Mit der WM indes hat er seinen Frieden gemacht. Er will nicht stänkern. Die Fußballfans in der Stadt hätten schon lange von einem neuen Stadion geträumt. Jetzt haben sie es. Krylja Sowjetow heißt der Erstligaaufsteiger, zu Deutsch, „Flügel der Sowjets“. Jan Koller, den tschechischen Riesenstürmer, hat es in seinem Karriereherbst mal zu dem Klub verschlagen.

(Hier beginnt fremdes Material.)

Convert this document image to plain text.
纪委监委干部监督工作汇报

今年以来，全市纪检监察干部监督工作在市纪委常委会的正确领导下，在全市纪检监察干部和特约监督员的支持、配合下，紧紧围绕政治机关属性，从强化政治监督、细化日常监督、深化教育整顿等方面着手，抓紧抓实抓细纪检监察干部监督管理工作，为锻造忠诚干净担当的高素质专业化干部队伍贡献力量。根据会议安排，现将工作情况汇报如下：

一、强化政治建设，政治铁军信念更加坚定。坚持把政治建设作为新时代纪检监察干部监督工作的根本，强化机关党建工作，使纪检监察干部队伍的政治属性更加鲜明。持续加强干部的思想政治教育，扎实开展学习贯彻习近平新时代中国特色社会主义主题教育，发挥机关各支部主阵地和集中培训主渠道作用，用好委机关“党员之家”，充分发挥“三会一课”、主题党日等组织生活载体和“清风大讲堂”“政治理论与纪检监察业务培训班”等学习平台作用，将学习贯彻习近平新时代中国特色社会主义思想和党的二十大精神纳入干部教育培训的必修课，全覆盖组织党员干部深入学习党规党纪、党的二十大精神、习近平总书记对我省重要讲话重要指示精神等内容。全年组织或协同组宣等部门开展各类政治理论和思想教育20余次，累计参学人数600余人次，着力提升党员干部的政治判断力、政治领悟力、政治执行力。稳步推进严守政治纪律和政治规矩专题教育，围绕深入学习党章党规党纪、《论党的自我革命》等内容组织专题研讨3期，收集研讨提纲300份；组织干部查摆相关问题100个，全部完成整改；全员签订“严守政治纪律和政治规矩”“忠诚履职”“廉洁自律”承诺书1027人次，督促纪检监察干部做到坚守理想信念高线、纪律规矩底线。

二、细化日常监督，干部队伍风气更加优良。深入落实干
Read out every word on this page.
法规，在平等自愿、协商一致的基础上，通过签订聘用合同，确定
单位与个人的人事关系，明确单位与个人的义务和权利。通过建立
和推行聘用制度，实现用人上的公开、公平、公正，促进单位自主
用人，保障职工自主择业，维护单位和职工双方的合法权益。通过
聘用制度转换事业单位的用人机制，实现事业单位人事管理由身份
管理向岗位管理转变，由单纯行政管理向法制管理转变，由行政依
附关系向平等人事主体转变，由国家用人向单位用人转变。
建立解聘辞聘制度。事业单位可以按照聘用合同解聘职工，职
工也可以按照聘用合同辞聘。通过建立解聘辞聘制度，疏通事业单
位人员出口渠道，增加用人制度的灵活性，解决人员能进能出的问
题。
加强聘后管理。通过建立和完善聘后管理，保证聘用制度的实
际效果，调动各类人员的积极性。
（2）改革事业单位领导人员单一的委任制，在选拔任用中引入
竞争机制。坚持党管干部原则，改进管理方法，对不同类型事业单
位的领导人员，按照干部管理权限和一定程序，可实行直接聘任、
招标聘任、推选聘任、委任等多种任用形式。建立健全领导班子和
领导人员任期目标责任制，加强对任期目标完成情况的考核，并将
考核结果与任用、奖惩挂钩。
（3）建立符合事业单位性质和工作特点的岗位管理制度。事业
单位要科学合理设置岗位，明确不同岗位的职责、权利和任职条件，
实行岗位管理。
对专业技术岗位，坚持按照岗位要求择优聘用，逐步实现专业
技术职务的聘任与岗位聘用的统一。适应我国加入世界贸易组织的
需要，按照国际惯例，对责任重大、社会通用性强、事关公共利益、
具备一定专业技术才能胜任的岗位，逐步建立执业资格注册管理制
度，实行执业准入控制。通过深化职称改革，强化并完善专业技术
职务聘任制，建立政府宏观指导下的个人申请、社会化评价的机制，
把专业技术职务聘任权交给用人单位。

In den Tagen der WM gibt er den gut gelaunten Botschafter der Stadt und ist ein beinahe ebenso gefragtes Fotomotiv für viele Fans wie das Stadion. Freundlich nickt er, als Dmitrij Schljachtin, der Sportminister des Kreises Samara, mehr schlecht als recht versucht zu erläutern, wie denn das Stadiongelände zukünftig genutzt werden solle. Restaurants werde es geben, einen Fanshop und später könnten mehrere Trainingsplätze und ein First-Class-Hotel gebaut werden, ein Spielplatz vielleicht noch.
Die Stadien der WM
Man wird sehen, ob Krylja Sowjetow das Stadion wird füllen können. Zur Eröffnung der Arena hat das Team schon einmal in diesem neuen, silbern glänzenden Ding gespielt, das gerade noch rechtzeitig vor der WM vor die Tore der Stadt gesetzt worden ist. Das Stadion sollte der ganz große Wurf werden. Es ist eher ein Würfchen geworden. Die leuchtende Membran, die das Stadion, das an ein gelandetes Ufo erinnern soll, in den verschiedensten Farben zum Leuchten bringen sollte, wird man vergeblich suchen. Das Stadiondach ist aus Wellblech. Das versprochene Super-Ufo ist das nicht.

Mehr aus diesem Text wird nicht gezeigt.